В полутемной тесной комнате, на полу, под окном, лежит мой отец, одетый в белое и необыкновенно длинный; пальцы его босых ног странно растопырены, пальцы ласковых рук, смирно положенных на грудь, тоже кривые; его веселые глаза плотно прикрыты черными кружками медных монет, доброе лицо темно и пугает меня нехорошо оскаленными зубами.
Мать, полуголая, в красной юбке, стоит на коленях, зачесывая длинные мягкие волосы отца со лба на затылок черной гребенкой, которой я любил перепиливать корки арбузов; мать непрерывно говорит что-то густым, хрипящим голосом, ее серые глаза опухли и словно тают, стекая крупными каплями слез.

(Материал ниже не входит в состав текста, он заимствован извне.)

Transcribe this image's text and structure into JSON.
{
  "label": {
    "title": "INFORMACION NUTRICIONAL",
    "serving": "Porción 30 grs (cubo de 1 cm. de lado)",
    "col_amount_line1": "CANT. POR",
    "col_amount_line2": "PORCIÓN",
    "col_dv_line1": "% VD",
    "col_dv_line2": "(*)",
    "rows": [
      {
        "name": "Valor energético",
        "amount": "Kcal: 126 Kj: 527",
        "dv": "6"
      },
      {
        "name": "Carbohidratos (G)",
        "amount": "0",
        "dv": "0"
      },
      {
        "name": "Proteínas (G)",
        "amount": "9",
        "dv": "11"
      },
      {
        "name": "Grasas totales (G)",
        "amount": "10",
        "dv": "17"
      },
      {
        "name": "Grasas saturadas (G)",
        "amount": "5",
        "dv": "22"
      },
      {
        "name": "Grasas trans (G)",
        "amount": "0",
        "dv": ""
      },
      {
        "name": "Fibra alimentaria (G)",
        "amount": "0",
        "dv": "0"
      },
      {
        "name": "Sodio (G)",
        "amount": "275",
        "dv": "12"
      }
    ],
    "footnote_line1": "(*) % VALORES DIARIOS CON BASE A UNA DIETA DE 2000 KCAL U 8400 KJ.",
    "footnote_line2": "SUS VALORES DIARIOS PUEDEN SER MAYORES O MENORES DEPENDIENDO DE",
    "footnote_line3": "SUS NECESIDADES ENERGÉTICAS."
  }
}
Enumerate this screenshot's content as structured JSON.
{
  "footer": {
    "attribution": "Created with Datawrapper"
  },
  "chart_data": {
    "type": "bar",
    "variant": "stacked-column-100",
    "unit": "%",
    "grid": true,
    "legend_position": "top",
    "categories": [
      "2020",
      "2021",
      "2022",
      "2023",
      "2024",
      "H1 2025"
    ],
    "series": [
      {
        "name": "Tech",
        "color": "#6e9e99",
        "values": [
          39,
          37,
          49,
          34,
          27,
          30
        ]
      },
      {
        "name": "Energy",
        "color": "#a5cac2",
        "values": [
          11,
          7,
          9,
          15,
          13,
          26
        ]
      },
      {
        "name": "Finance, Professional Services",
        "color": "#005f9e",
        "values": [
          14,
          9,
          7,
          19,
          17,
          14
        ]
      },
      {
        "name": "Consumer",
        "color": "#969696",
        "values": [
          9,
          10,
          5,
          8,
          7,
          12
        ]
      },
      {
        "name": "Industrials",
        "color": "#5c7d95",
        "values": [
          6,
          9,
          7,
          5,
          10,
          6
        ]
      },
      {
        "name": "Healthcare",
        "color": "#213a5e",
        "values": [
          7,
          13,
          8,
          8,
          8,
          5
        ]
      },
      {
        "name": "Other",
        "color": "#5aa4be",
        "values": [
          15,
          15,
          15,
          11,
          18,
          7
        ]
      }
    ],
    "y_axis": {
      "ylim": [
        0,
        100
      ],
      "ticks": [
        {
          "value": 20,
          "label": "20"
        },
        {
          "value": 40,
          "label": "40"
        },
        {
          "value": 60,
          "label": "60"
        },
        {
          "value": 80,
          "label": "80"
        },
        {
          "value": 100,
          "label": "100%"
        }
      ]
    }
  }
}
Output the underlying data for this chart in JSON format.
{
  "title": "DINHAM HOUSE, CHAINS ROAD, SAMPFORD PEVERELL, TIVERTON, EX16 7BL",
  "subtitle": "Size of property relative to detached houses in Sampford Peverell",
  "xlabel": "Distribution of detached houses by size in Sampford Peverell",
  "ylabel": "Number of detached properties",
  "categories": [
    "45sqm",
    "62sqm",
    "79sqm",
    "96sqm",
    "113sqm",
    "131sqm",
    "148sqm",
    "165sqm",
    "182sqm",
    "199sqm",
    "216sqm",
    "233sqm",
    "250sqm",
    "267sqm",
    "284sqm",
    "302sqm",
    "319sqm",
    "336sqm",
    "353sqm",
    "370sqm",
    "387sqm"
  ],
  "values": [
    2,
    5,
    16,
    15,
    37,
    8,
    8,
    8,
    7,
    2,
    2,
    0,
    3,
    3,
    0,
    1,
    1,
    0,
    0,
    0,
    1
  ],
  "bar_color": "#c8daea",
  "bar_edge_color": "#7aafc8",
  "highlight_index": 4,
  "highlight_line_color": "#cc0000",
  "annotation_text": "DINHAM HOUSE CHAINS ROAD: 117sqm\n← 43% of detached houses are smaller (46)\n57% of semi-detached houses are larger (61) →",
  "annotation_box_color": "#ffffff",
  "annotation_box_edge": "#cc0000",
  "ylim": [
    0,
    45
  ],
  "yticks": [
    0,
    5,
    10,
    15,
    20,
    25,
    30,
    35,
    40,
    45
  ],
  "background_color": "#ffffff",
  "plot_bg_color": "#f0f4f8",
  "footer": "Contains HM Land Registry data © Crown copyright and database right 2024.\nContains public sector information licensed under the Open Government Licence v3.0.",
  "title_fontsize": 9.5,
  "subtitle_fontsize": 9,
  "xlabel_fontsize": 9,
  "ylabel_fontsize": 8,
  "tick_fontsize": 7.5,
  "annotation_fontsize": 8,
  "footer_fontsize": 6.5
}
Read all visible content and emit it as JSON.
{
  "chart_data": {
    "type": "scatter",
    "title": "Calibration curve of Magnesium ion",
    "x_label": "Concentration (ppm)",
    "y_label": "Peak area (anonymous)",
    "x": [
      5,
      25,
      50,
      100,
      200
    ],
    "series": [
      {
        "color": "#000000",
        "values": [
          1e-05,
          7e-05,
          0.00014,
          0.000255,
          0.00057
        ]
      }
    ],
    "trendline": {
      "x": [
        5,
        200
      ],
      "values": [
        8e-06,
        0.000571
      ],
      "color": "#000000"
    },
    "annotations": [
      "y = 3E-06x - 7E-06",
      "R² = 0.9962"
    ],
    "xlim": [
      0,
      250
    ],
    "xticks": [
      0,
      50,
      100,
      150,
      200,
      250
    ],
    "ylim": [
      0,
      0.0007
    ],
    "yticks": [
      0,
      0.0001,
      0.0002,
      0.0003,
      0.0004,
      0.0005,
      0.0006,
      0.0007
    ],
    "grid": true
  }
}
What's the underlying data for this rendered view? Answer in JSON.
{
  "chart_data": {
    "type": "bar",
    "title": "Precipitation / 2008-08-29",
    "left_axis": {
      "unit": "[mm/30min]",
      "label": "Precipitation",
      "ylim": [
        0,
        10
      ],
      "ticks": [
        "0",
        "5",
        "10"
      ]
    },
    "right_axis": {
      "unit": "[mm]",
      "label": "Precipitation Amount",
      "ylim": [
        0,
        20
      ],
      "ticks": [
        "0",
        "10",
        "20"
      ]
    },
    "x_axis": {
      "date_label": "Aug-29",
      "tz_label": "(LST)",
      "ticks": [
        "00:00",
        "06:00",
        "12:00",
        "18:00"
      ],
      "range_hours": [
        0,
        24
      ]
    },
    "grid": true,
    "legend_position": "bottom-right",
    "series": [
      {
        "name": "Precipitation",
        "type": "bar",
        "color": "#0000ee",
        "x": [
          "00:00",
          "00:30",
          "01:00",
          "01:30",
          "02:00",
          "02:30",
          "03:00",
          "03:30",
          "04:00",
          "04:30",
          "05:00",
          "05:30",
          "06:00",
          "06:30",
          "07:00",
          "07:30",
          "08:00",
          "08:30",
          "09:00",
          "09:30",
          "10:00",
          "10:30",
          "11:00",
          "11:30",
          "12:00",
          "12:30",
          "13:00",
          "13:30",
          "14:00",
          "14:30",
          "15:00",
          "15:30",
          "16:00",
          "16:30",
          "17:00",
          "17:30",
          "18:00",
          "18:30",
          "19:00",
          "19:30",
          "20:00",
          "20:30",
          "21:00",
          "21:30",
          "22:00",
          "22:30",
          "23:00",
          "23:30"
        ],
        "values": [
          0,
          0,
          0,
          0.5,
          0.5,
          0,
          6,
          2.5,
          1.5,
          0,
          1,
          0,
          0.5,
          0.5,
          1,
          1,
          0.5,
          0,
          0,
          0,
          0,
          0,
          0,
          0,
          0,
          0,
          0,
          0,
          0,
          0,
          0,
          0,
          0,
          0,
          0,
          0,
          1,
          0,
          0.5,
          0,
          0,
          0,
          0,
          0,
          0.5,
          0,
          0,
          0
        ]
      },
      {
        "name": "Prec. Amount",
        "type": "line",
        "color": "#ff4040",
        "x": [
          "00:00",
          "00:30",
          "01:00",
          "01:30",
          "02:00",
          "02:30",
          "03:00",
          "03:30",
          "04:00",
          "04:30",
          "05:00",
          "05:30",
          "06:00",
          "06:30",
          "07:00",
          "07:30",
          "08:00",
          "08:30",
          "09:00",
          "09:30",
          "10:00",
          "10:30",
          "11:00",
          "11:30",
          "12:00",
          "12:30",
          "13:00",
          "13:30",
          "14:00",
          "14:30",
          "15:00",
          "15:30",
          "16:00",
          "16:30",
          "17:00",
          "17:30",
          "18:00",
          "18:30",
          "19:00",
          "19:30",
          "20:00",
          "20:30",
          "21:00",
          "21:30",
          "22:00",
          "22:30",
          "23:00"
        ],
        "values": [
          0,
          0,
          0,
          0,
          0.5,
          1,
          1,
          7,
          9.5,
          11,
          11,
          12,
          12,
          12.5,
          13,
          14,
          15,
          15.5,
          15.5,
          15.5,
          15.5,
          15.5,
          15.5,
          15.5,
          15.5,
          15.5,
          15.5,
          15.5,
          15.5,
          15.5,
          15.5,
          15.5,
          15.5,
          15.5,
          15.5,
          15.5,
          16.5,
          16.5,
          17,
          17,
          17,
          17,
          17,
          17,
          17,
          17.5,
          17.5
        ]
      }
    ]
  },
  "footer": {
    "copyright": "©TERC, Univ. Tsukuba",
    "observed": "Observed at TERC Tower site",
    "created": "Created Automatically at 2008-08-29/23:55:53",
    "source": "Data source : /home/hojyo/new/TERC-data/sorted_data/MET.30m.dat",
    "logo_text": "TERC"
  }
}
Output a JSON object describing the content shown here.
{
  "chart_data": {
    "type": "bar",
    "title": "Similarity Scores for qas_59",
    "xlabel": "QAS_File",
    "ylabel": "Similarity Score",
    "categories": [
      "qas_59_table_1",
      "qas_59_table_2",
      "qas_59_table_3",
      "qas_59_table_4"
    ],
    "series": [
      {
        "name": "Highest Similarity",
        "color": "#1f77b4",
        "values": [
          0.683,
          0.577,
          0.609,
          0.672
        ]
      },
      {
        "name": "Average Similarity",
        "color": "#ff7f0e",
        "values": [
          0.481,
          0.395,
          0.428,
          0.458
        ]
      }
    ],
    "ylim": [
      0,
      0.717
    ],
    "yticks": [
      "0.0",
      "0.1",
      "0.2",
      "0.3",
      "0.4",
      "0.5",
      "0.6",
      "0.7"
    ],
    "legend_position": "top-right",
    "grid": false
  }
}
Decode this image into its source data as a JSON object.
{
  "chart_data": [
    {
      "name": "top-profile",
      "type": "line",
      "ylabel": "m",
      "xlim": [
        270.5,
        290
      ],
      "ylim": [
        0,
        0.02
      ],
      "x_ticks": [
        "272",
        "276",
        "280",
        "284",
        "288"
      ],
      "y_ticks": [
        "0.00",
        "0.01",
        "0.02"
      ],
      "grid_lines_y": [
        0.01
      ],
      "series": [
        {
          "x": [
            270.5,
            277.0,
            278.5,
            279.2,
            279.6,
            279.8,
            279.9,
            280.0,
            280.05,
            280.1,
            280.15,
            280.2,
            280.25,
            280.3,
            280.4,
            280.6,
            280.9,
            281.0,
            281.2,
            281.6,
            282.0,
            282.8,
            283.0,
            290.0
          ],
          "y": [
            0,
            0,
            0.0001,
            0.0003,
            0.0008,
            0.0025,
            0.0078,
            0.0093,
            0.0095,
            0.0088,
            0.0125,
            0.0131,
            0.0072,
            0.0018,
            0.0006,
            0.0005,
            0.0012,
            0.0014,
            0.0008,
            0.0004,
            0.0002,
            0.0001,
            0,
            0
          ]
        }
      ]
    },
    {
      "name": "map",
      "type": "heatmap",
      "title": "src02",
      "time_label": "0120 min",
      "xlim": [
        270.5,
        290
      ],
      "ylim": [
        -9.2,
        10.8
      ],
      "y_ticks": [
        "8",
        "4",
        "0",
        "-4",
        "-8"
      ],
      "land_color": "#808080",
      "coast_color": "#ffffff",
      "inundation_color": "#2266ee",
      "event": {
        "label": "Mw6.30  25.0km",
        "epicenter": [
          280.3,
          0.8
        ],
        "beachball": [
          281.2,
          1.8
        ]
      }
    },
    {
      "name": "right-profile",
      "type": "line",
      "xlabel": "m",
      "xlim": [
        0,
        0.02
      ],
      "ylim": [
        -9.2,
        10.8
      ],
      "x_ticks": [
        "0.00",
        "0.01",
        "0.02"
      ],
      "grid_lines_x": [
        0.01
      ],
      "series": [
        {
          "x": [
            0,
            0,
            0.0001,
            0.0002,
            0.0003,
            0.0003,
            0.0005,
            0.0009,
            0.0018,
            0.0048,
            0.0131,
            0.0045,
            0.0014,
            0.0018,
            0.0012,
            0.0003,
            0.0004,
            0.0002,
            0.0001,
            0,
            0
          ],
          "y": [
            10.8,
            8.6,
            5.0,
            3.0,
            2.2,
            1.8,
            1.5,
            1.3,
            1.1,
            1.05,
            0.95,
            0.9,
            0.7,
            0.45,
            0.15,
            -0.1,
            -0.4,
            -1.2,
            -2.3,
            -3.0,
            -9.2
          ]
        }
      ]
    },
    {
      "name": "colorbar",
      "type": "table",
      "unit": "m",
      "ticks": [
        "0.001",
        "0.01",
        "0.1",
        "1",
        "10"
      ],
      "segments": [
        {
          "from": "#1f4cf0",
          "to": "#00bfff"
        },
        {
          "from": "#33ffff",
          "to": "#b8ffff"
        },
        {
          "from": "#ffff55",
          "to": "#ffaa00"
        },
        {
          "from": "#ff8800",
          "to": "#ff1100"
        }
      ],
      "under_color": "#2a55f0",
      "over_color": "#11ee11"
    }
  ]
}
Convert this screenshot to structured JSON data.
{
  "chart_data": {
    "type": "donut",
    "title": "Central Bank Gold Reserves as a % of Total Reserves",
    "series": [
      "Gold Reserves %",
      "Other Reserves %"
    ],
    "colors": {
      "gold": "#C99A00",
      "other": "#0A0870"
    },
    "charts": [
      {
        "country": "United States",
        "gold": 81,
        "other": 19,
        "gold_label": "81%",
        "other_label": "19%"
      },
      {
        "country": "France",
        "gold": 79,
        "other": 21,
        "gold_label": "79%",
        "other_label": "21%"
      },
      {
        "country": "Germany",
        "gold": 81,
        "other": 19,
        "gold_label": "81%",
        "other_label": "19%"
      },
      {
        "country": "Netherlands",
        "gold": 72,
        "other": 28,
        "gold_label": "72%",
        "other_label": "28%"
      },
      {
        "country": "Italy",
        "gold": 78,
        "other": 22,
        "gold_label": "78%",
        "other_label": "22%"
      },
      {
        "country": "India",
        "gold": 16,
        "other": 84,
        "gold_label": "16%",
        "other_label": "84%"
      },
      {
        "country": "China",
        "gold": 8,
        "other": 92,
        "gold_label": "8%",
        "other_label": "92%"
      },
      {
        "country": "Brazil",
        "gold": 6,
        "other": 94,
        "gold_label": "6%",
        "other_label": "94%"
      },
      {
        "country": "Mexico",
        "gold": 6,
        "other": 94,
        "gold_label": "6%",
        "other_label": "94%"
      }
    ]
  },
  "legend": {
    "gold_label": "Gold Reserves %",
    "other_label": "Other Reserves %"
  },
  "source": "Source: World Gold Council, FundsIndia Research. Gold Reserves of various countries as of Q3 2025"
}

Это было смешно и непонятно: наверху, в доме, жили бородатые крашеные персияне, а в подвале старый желтый калмык продавал овчины. По лестнице можно съехать верхом на перилах или, когда упадешь, скатиться кувырком, — это я знал хорошо. И при чем тут вода? Всё неверно и забавно спутано.
А сейчас она вся как-то неприятно вспухла и растрепана, всё на ней разорвалось; волосы, лежавшие на голове аккуратно, большою светлой шапкой, рассыпались по голому плечу, упали на лицо, а половина их, заплетенная в косу, болтается, задевая уснувшее отцово лицо.
Я спрятался в темный угол за сундук и оттуда смотрел, как мать извивается по полу, охая и скрипя зубами, а бабушка, ползая вокруг, говорит ласково и радостно...
Второй оттиск в памяти моей — дождливый день, пустынный угол кладбища; я стою на скользком бугре липкой земли и смотрю в яму, куда опустили гроб отца; на дне ямы много воды и есть лягушки, — две уже взобрались на желтую крышку гроба.
Бабушка заплакала, спрятав лицо в конец головного платка. Мужики, согнувшись, торопливо начали сбрасывать землю в могилу, захлюпала вода; спрыгнув с гроба, лягушки стали бросаться на стенки ямы, комья земли сшибали их на дно.
Через несколько дней я, бабушка и мать ехали на пароходе, в маленькой каюте; новорожденный брат мой Максим умер и лежал на столе в углу, завернутый в белое, спеленатый красною тесьмой.
Примостившись на узлах и сундуках, я смотрю в окно, выпуклое и круглое, точно глаз коня; за мокрым стеклом бесконечно льется мутная, пенная вода. Порою она, вскидываясь, лижет стекло. Я невольно прыгаю на пол.
Над водою — серый, мокрый туман; далеко где-то является темная земля и снова исчезает в тумане и воде. Всё вокруг трясется. Только мать, закинув руки за голову, стоит, прислонясь к стене, твердо и неподвижно. Лицо у нее темное, железное и слепое, глаза крепко закрыты, она всё время молчит, и вся какая-то другая, новая, даже платье на ней незнакомо мне.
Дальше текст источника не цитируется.